Looking at your file.....uh oh FORD ALERT! LOL.... The piston numbering is from Ford. Mopar is odd 1,3,5,7 on the driver's side and even 2,4,6,8 on the passenger side. Anyhoo...
It looks like you have some deck slope front to back on both sides (with the back higher) but you can live with that. The big variable I'll bet is that there is about .005" variation (as a guess) in rod lengths; they are probably shortest in the holes you marked 2-4. Nothing is a disaster there, just not 'blueprinted'. The average above-deck compression height number is pretty close to the standard early 340 number of .018" above deck. The piston-to-deck variation you have will give you about 1/4 point variation max in static compression ratio between highest and lowest pistons as shown, all else being equal.
The bore measurements looks pretty encouraging to me. Question: what is the meaning of the diameter 2 numbers? Top and bottom diameters? If so, that is not much taper at all. If anything, your bore diameters are too small for forged pistons.
It takes a lot of care to get accurate measurements with a telescope gauge: I do it all the time, but I take a lot of readings and have a feel for setting them. They are easy to set a bit small so your bore diameter readings may be on the small side... which would be good. (Not being critical, I just don't know how good you are at using telescope gauges....) A bore gauge at the machine shop would be nice to use and would give you accurate numbers in a trice.
And as said before, .003" to .004" is normal for forged piston clearances. They change a lot more over operating temp than cast or cast hypers.
IMHO, time to pull the pistons and check the skirts and bores, and measure the the pistons and bores more accurately. The measurement point may be on the thrust faces about 1" above the bottom of the skirts, but I have not had any TRW's in a long while so don't recall that for sure; perhaps someone here knows better, or your shop does. (It could also be measured at the pin height on the thrust faces.) It would also be time to check the rings grooves for side clearance; with 1k miles they oughta still be fine.
Did you ever look at the bottom of the heads and see if they had those shallow circular areas milled around each combustion chamber (or not)?
Im not exactly positive what you mean by shallow circular area but if I had to guess id have to say they are not there. The head is flat until it drops down into the combustion chamber.
As far as what you said before I.E ........003" to .004" is normal for forged piston clearances..........its not that I didnt take the time to read it but more like I am forgetful or did not quite understand.
So if .003-4 is normal than why are some of my readings .001?
Where would unacceptable piston measurements start for this particular engine or for any cast iron block for that matter?
Anyway what I done next was wire brush on my drill the head surface/combustion chambers and valves in preparation for cc ing. Its absolutely amazing that the manufacturer can get each combustion chamber the exact same ( and I mean exact ) Ive measured quite a few heads now thanks to the teachings of people on this board and I can say Ive never seen a pair of heads identical in every way.

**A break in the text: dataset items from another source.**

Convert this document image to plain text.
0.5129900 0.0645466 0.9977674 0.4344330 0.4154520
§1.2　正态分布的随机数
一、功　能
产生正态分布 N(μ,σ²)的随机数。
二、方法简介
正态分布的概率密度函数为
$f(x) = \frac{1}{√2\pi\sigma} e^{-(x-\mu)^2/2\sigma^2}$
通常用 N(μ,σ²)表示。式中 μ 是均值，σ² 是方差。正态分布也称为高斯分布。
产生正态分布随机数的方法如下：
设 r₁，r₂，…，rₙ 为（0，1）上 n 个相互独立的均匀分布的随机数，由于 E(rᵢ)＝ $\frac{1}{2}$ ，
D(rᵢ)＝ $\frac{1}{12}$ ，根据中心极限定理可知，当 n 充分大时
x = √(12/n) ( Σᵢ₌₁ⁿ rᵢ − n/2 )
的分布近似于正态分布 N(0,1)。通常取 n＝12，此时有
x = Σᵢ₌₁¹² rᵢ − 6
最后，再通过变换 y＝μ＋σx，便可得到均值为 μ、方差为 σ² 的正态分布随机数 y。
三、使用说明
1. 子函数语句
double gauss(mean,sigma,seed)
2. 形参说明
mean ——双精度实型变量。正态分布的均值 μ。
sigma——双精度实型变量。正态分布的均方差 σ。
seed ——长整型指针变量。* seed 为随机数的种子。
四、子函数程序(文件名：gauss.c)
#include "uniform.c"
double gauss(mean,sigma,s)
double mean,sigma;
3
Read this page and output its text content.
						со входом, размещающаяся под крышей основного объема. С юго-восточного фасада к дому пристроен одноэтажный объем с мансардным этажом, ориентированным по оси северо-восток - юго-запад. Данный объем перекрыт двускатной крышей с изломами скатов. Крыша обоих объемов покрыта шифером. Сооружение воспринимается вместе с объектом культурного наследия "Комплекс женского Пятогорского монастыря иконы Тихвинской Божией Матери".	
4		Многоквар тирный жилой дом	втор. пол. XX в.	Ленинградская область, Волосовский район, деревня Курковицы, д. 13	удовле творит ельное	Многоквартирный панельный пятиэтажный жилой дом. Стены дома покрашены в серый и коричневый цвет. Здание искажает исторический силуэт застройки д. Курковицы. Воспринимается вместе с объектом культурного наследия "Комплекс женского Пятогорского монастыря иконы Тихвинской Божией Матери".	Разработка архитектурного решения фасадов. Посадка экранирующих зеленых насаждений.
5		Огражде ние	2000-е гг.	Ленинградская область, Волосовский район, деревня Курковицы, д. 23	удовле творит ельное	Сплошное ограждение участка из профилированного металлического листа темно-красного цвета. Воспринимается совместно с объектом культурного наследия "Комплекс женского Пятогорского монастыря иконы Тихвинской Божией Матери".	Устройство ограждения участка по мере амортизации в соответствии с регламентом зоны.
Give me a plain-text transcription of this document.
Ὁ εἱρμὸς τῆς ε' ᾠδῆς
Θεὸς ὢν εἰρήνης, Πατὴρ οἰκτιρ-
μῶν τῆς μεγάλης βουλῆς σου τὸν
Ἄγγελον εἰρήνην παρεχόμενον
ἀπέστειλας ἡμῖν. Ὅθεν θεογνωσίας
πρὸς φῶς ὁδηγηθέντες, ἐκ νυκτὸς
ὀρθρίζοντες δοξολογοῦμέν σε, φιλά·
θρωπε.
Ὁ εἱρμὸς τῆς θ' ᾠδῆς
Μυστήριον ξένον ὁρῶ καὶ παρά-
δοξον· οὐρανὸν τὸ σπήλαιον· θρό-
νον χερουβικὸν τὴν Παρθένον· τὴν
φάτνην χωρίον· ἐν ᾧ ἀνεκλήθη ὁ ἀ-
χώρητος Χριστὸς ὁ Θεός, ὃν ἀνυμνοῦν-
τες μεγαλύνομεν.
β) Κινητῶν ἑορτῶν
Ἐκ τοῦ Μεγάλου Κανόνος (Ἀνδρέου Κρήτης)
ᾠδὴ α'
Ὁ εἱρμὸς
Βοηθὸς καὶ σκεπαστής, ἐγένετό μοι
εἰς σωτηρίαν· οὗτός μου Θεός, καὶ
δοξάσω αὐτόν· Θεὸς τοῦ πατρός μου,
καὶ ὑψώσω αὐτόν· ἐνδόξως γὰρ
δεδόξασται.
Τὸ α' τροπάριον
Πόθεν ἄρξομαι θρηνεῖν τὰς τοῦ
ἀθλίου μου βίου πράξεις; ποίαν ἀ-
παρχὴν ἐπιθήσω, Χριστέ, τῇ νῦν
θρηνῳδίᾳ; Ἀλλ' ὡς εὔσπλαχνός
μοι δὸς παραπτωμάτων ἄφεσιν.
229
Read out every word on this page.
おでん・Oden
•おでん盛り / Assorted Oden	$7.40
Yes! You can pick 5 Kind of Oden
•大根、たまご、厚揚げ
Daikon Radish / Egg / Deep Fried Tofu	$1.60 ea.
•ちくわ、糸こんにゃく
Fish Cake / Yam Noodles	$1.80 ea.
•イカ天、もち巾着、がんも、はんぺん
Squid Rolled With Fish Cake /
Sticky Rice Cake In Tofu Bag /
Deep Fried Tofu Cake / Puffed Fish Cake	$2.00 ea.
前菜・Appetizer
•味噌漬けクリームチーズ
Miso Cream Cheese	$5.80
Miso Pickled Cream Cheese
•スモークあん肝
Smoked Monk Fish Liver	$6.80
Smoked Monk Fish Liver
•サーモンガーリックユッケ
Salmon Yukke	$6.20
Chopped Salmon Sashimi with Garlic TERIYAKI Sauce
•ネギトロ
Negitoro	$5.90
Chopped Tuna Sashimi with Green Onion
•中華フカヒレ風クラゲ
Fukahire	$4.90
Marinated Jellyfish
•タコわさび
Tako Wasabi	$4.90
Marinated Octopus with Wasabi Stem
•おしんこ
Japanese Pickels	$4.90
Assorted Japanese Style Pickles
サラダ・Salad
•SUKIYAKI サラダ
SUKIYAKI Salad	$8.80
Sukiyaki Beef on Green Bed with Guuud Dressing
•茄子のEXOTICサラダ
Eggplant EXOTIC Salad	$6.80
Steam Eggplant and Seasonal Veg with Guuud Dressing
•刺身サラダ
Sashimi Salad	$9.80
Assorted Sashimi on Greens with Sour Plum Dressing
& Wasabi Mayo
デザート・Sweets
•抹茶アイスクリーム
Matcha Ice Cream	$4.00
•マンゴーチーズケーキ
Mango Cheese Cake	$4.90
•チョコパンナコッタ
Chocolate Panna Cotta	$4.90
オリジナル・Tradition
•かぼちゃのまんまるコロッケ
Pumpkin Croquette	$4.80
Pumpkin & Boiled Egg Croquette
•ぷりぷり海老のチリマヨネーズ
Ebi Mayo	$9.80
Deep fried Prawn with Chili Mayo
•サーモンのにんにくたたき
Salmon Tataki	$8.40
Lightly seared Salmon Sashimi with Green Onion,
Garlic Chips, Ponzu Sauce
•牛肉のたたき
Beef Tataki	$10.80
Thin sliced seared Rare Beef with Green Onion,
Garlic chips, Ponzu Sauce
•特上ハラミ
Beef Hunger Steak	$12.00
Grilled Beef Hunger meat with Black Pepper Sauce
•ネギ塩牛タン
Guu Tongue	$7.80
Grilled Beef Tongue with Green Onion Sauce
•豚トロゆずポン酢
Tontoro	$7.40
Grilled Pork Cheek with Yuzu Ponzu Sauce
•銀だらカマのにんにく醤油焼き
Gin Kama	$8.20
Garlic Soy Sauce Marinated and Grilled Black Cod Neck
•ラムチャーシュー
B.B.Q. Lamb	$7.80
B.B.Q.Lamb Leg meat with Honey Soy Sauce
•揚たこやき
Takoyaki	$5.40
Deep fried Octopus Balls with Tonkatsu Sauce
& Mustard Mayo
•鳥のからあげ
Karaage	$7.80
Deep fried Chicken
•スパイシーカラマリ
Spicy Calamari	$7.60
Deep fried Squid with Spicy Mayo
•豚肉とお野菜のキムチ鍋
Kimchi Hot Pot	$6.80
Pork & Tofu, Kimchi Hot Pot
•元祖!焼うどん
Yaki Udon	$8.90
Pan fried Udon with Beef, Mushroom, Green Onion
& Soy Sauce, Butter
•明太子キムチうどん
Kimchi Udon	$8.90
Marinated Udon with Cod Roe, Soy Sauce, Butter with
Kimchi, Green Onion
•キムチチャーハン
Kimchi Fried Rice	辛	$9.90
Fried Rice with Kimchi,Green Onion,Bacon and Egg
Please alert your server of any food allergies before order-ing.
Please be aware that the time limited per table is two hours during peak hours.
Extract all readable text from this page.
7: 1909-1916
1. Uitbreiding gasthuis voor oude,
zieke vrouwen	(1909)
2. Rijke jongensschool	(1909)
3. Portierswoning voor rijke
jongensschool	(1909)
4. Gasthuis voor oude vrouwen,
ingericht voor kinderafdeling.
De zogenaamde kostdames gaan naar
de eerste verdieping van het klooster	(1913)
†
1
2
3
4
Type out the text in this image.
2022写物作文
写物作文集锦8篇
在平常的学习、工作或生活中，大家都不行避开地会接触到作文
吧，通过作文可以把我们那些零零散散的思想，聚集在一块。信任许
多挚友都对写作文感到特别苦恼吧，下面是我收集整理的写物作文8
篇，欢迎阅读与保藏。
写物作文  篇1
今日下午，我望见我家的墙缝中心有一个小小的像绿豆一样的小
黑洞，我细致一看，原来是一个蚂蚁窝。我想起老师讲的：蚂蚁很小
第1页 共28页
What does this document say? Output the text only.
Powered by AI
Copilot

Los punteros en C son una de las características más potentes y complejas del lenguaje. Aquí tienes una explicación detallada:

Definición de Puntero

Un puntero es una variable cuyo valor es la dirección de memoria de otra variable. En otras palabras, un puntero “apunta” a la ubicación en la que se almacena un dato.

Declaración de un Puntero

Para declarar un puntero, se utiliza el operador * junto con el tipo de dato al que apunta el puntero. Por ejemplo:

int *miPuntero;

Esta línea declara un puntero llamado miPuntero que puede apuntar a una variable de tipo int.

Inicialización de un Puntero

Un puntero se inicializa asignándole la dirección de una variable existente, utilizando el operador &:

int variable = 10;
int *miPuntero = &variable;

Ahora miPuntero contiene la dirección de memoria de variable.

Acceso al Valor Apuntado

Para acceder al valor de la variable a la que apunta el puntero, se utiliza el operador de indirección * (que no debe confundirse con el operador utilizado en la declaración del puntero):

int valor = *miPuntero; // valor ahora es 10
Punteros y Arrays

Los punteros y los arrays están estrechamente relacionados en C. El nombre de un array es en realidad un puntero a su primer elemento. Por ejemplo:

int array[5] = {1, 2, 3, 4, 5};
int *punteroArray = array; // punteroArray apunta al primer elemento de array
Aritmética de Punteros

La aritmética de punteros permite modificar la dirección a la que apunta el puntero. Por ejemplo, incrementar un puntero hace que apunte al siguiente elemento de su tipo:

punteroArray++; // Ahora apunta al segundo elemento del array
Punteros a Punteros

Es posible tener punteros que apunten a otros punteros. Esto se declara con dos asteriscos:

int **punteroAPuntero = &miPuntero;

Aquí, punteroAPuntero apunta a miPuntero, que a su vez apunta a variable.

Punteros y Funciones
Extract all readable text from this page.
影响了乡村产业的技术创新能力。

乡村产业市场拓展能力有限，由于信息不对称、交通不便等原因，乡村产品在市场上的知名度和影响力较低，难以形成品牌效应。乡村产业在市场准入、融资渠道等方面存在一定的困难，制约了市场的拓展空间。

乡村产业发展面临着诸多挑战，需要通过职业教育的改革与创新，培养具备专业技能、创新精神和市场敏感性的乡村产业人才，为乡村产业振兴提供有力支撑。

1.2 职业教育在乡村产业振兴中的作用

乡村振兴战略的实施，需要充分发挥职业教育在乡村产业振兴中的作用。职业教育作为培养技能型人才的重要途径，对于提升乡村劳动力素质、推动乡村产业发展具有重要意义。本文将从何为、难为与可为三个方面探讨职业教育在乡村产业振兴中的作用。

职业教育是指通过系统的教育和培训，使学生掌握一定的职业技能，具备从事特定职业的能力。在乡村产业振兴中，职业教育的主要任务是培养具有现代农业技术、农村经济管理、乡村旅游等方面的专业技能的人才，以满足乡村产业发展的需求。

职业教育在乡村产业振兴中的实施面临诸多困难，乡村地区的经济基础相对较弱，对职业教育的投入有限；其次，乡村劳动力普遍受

Not sure where they should be but 63cc was the magic number for these.
Quote: Question: what is the meaning of the diameter 2 numbers?
I measured the bore in the same place as far as I could go down with the piston in, these two meaurements reflect vertical and horizontal measurements. I hope that makes sense, in other words I measured one way and then just rotated the tool so that it might make an imaginary cross if that makes more sense.
Quote: IMHO, time to pull the pistons and check the skirts and bores, and measure the the pistons and bores more accurately. The measurement point may be on the thrust faces about 1" above the bottom of the skirts, but I have not had any TRW's in a long while so don't recall that for sure; perhaps someone here knows better, or your shop does. (It could also be measured at the pin height on the thrust faces.) It would also be time to check the rings grooves for side clearance; with 1k miles they oughta still be fine..............
Here is where your kinda losing me, I understand pull the pistons, I can easily measure crank but it sounds like you are telling me to measure the pistons themselves???Ive never done this, did not know it was necessary? As far as i knew I would pull the pistons and measure the cylinder at a few different places, top,bottom and in between looking for taper and egg shape.
I am interested in hearing more about checking ring grooves, I have never done this.
I am clear I am gonna have to replace all bearings and I will also replace the rings but I would still like to understand how to take the measurements.